Miller’s arrival coincided with the forced resignations of other top officials for policy and intelligence at the Pentagon with Trump loyalists, whose previous comments about the U.S. military presence in Afghanistan had led some officials to express concern that Trump might order a full withdrawal from Afghanistan.
Under the peace deal signed between the U.S. and the Taliban earlier this year, the U.S. committed to pull out all of its troops by May, 2021 as long as the U.S. judged that the Taliban was abiding by the agreement not to attack U.S. military forces in Afghanistan.
Several top U.S. officials have said that while the Taliban has been very careful not to attack U.S. forces they have launched unrelenting attacks against Afghan security forces. Aside from urging the Taliban to cease such attacks, they have hinted that if they continue the U.S. might reassess the commitment to a full withdrawal.
In his first message to the force that was released overnight on Friday, Miller hinted at the end of the war in Afghanistan targeting al-Qaida.
“We are on the verge of defeating Al Qaida and its associates, but we must avoid our past strategic error of failing to see the fight through to the finish,” Miller wrote. “Indeed, this fight has been long, our sacrifices have been enormous, and many are weary of war — I’m one of them — but this is the critical phase in which we transition our efforts from a leadership to supporting role.”
“All wars must end,” he added. “Ending wars requires compromise and partnership. We met the challenge; we gave it our all. Now, it’s time to come home.
President-elect Joe Biden has expressed support for troop reductions in Afghanistan that would leave a military counter terrorism presence in the country to prevent a resurgence by al-Qaida or the Islamic State.
“These ‘forever wars’ have to end.
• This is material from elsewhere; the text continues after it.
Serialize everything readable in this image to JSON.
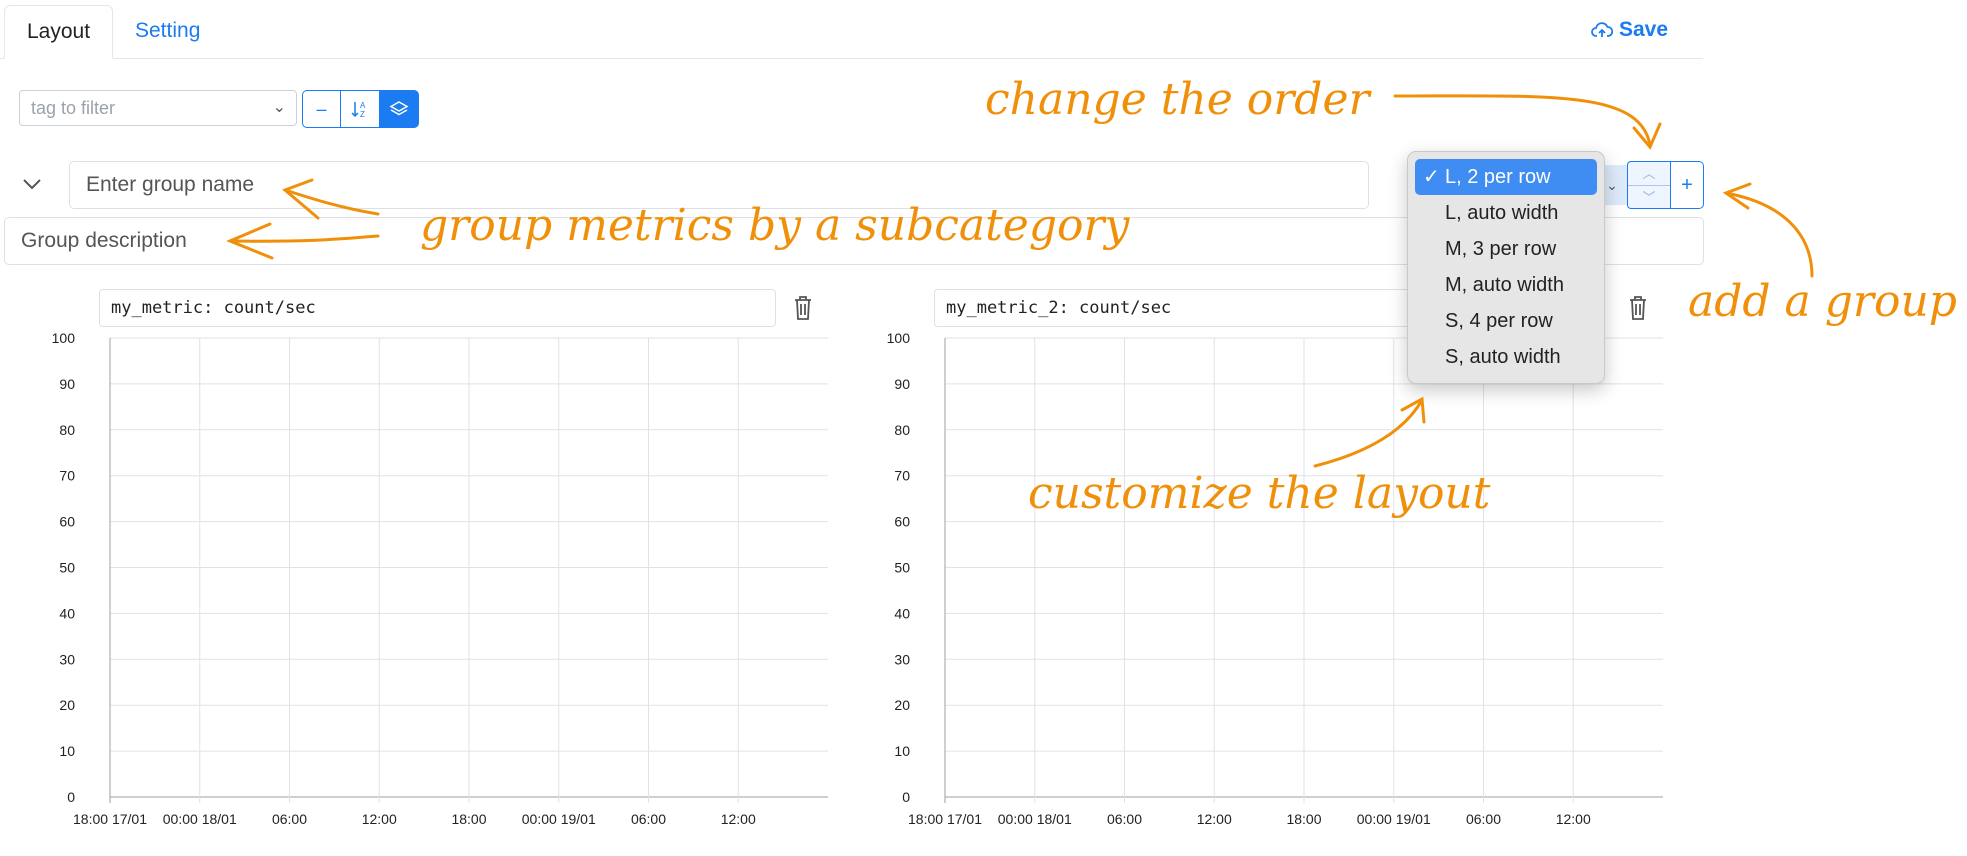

I support drawing down the troops, Biden told Stars and Stripes in September. “But here’s the problem, we still have to worry about terrorism and (the Islamic State).”
“I think we need special ops capacity to coordinate with our allies,” Biden said, adding there should be a maximum of 1,500 to 2,000 on the ground, a smaller force that what he would likely inherit from Trump.
Any reductions in troop levels in Afghanistan should be “responsible” and “based on conditions on the ground as determined by our military commander supported by intelligence assessments to ensure we maintain stability in the country, preserve our hard-fought gains, and the survival of the recognized government,” said Mick Mulroy, an ABC News consultant and former deputy assistant secretary of defense for the Middle East.
Mulroy supports keeping a U.S. military counter-terrorism presence in Afghanistan to prevent terror groups from using the country as a safe haven from which to launch terror attacks against the U.S.
While favoring a troop reduction in Iraq, Mulroy believes it should not be done “at the expense of the gains we have made.”
“Here, like in Afghanistan, we should rely on our military commander supported by intelligence assessments, to make that determination,” said Mulroy who also served in both countries.